= Vine Street (TV series) =

Vine Street, considered the first American television soap opera, was first broadcast on 15 April 1938 by W6XAO in Los Angeles, as a daily 15-minute serial, and was listed as a comedy-drama. The storyline involved Hollywood life on the lowest rungs of the "ladder" to success. The light humor drama shows the struggles to make it big in Tinsel Town. The stars were Broadway and radio character actors John Barkeley and Shirley Thomas, neither of whom appeared on television again. The writers, Maurice Ashley and Wilfred Pettit, were brought in from the radio networks to experiment in this new medium.

==Firsts==
While Germany, England and the United States were all attempting to produce television programming in 1935, America did not create any type of regularly scheduled programming until 1939, and offered the public such pioneers as the children's show Kukla, Fran and Ollie, Betty White and programs featuring Eddie Albert, who became one of the first television actors in 1935. Vine Street apparently lasted for less than a year. The birthplace of television was in Schenectady, New York in 1928; however, as fast as it was maturing in New York, it was also becoming a powerhouse in California.

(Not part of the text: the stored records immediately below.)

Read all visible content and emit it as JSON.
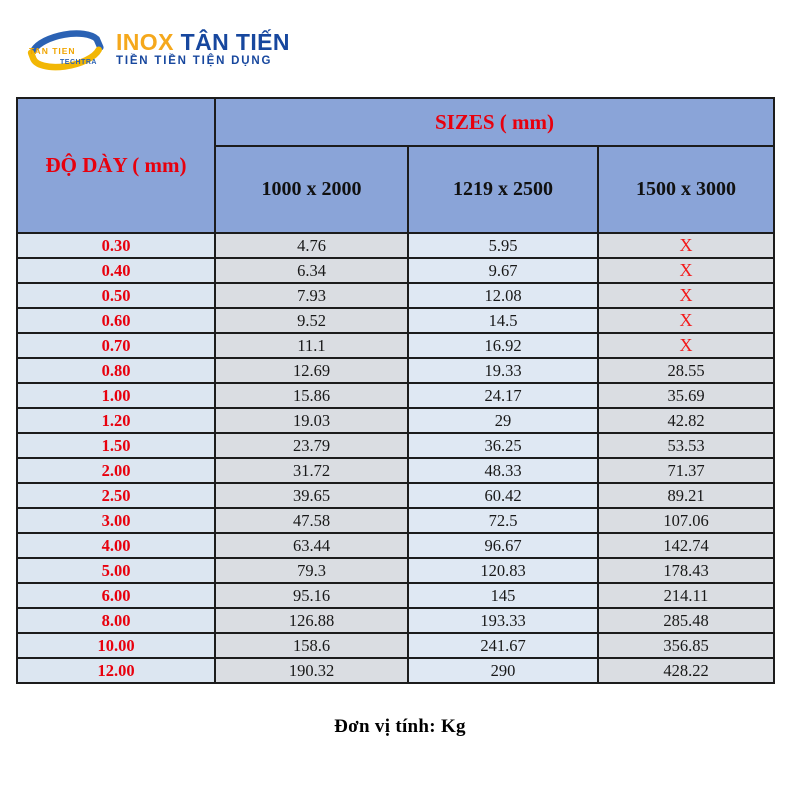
{
  "logo": {
    "icon_top_text": "TAN TIEN",
    "icon_bottom_text": "TECHTRA",
    "title_inox": "INOX",
    "title_tan_tien": "TÂN TIẾN",
    "tagline": "TIỀN TIỀN TIỆN DỤNG"
  },
  "table": {
    "corner_header": "ĐỘ DÀY ( mm)",
    "sizes_header": "SIZES ( mm)",
    "size_columns": [
      "1000 x 2000",
      "1219 x 2500",
      "1500 x 3000"
    ],
    "rows": [
      {
        "thickness": "0.30",
        "values": [
          "4.76",
          "5.95",
          "X"
        ]
      },
      {
        "thickness": "0.40",
        "values": [
          "6.34",
          "9.67",
          "X"
        ]
      },
      {
        "thickness": "0.50",
        "values": [
          "7.93",
          "12.08",
          "X"
        ]
      },
      {
        "thickness": "0.60",
        "values": [
          "9.52",
          "14.5",
          "X"
        ]
      },
      {
        "thickness": "0.70",
        "values": [
          "11.1",
          "16.92",
          "X"
        ]
      },
      {
        "thickness": "0.80",
        "values": [
          "12.69",
          "19.33",
          "28.55"
        ]
      },
      {
        "thickness": "1.00",
        "values": [
          "15.86",
          "24.17",
          "35.69"
        ]
      },
      {
        "thickness": "1.20",
        "values": [
          "19.03",
          "29",
          "42.82"
        ]
      },
      {
        "thickness": "1.50",
        "values": [
          "23.79",
          "36.25",
          "53.53"
        ]
      },
      {
        "thickness": "2.00",
        "values": [
          "31.72",
          "48.33",
          "71.37"
        ]
      },
      {
        "thickness": "2.50",
        "values": [
          "39.65",
          "60.42",
          "89.21"
        ]
      },
      {
        "thickness": "3.00",
        "values": [
          "47.58",
          "72.5",
          "107.06"
        ]
      },
      {
        "thickness": "4.00",
        "values": [
          "63.44",
          "96.67",
          "142.74"
        ]
      },
      {
        "thickness": "5.00",
        "values": [
          "79.3",
          "120.83",
          "178.43"
        ]
      },
      {
        "thickness": "6.00",
        "values": [
          "95.16",
          "145",
          "214.11"
        ]
      },
      {
        "thickness": "8.00",
        "values": [
          "126.88",
          "193.33",
          "285.48"
        ]
      },
      {
        "thickness": "10.00",
        "values": [
          "158.6",
          "241.67",
          "356.85"
        ]
      },
      {
        "thickness": "12.00",
        "values": [
          "190.32",
          "290",
          "428.22"
        ]
      }
    ]
  },
  "footer": {
    "note": "Đơn vị tính: Kg"
  },
  "colors": {
    "header_blue": "#8AA4D8",
    "light_blue_cell": "#DCE6F1",
    "light_blue_cell_alt": "#DFE8F3",
    "gray_cell": "#DADDE2",
    "table_border": "#1C1C1C",
    "red": "#E8000D",
    "x_red": "#F31B1C",
    "logo_yellow": "#F5A81C",
    "logo_blue": "#17479E",
    "text_black": "#111111"
  }
}
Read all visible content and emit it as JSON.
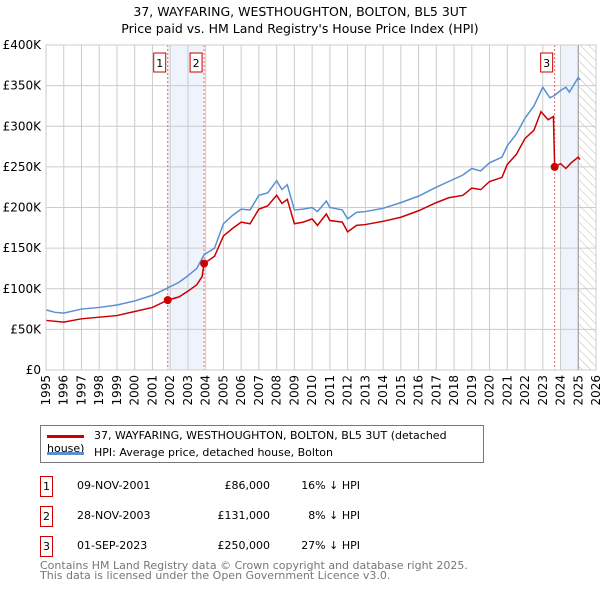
{
  "chart_data": {
    "type": "line",
    "title": "37, WAYFARING, WESTHOUGHTON, BOLTON, BL5 3UT",
    "subtitle": "Price paid vs. HM Land Registry's House Price Index (HPI)",
    "xlim": [
      1995,
      2026
    ],
    "ylim": [
      0,
      400000
    ],
    "x_ticks": [
      "1995",
      "1996",
      "1997",
      "1998",
      "1999",
      "2000",
      "2001",
      "2002",
      "2003",
      "2004",
      "2005",
      "2006",
      "2007",
      "2008",
      "2009",
      "2010",
      "2011",
      "2012",
      "2013",
      "2014",
      "2015",
      "2016",
      "2017",
      "2018",
      "2019",
      "2020",
      "2021",
      "2022",
      "2023",
      "2024",
      "2025",
      "2026"
    ],
    "y_ticks": [
      {
        "v": 0,
        "label": "£0"
      },
      {
        "v": 50000,
        "label": "£50K"
      },
      {
        "v": 100000,
        "label": "£100K"
      },
      {
        "v": 150000,
        "label": "£150K"
      },
      {
        "v": 200000,
        "label": "£200K"
      },
      {
        "v": 250000,
        "label": "£250K"
      },
      {
        "v": 300000,
        "label": "£300K"
      },
      {
        "v": 350000,
        "label": "£350K"
      },
      {
        "v": 400000,
        "label": "£400K"
      }
    ],
    "grid": true,
    "shaded_ranges": [
      [
        2001.86,
        2003.91
      ],
      [
        2024.0,
        2025.0
      ]
    ],
    "hatched_from": 2025.0,
    "series": [
      {
        "name": "37, WAYFARING, WESTHOUGHTON, BOLTON, BL5 3UT (detached house)",
        "color": "#cc0000",
        "x": [
          1995,
          1996,
          1997,
          1998,
          1999,
          2000,
          2001,
          2001.86,
          2002.5,
          2003,
          2003.5,
          2003.8,
          2003.91,
          2004.5,
          2005,
          2005.5,
          2006,
          2006.5,
          2007,
          2007.5,
          2008,
          2008.3,
          2008.6,
          2009,
          2009.5,
          2010,
          2010.3,
          2010.8,
          2011,
          2011.7,
          2012,
          2012.5,
          2013,
          2014,
          2015,
          2016,
          2017,
          2017.7,
          2018.5,
          2019,
          2019.5,
          2020,
          2020.7,
          2021,
          2021.5,
          2022,
          2022.5,
          2022.9,
          2023.3,
          2023.6,
          2023.67,
          2024,
          2024.3,
          2024.6,
          2025,
          2025.1
        ],
        "y": [
          61000,
          59000,
          63000,
          65000,
          67000,
          72000,
          77000,
          86000,
          90000,
          97000,
          105000,
          115000,
          131000,
          140000,
          165000,
          174000,
          182000,
          180000,
          198000,
          202000,
          215000,
          205000,
          210000,
          180000,
          182000,
          186000,
          178000,
          192000,
          184000,
          182000,
          170000,
          178000,
          179000,
          183000,
          188000,
          196000,
          206000,
          212000,
          215000,
          224000,
          222000,
          232000,
          237000,
          253000,
          265000,
          285000,
          295000,
          318000,
          308000,
          312000,
          250000,
          254000,
          248000,
          255000,
          262000,
          259000
        ]
      },
      {
        "name": "HPI: Average price, detached house, Bolton",
        "color": "#5b8fd0",
        "x": [
          1995,
          1995.5,
          1996,
          1997,
          1998,
          1999,
          2000,
          2001,
          2001.86,
          2002.5,
          2003,
          2003.5,
          2003.91,
          2004.5,
          2005,
          2005.5,
          2006,
          2006.5,
          2007,
          2007.5,
          2008,
          2008.3,
          2008.6,
          2009,
          2009.5,
          2010,
          2010.3,
          2010.8,
          2011,
          2011.7,
          2012,
          2012.5,
          2013,
          2014,
          2015,
          2016,
          2017,
          2017.7,
          2018.5,
          2019,
          2019.5,
          2020,
          2020.7,
          2021,
          2021.5,
          2022,
          2022.5,
          2023,
          2023.4,
          2023.67,
          2024,
          2024.3,
          2024.5,
          2025,
          2025.1
        ],
        "y": [
          74000,
          71000,
          70000,
          75000,
          77000,
          80000,
          85000,
          92000,
          101000,
          108000,
          116000,
          125000,
          142000,
          150000,
          180000,
          190000,
          198000,
          197000,
          215000,
          218000,
          233000,
          222000,
          228000,
          197000,
          198000,
          200000,
          195000,
          208000,
          200000,
          197000,
          186000,
          194000,
          195000,
          199000,
          206000,
          214000,
          225000,
          232000,
          240000,
          248000,
          245000,
          255000,
          262000,
          276000,
          290000,
          310000,
          325000,
          348000,
          335000,
          338000,
          344000,
          348000,
          342000,
          360000,
          357000
        ]
      }
    ],
    "sales": [
      {
        "label": "1",
        "x": 2001.86,
        "y": 86000
      },
      {
        "label": "2",
        "x": 2003.91,
        "y": 131000
      },
      {
        "label": "3",
        "x": 2023.67,
        "y": 250000
      }
    ]
  },
  "legend": {
    "items": [
      "37, WAYFARING, WESTHOUGHTON, BOLTON, BL5 3UT (detached house)",
      "HPI: Average price, detached house, Bolton"
    ]
  },
  "sales_table": [
    {
      "num": "1",
      "date": "09-NOV-2001",
      "price": "£86,000",
      "hpi": "16% ↓ HPI"
    },
    {
      "num": "2",
      "date": "28-NOV-2003",
      "price": "£131,000",
      "hpi": "8% ↓ HPI"
    },
    {
      "num": "3",
      "date": "01-SEP-2023",
      "price": "£250,000",
      "hpi": "27% ↓ HPI"
    }
  ],
  "footer": {
    "line1": "Contains HM Land Registry data © Crown copyright and database right 2025.",
    "line2": "This data is licensed under the Open Government Licence v3.0."
  }
}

Audiences were already accustomed to continuing story serials from the radio, but this was the first attempt on television. The term "soap opera" came about since many soap and cleaning product companies started trying to reach the many housewives who were home to listen these programs which normally aired in the afternoons. The Oxford English Dictionarys citation for the phrase dates its first appearance in print to 1938.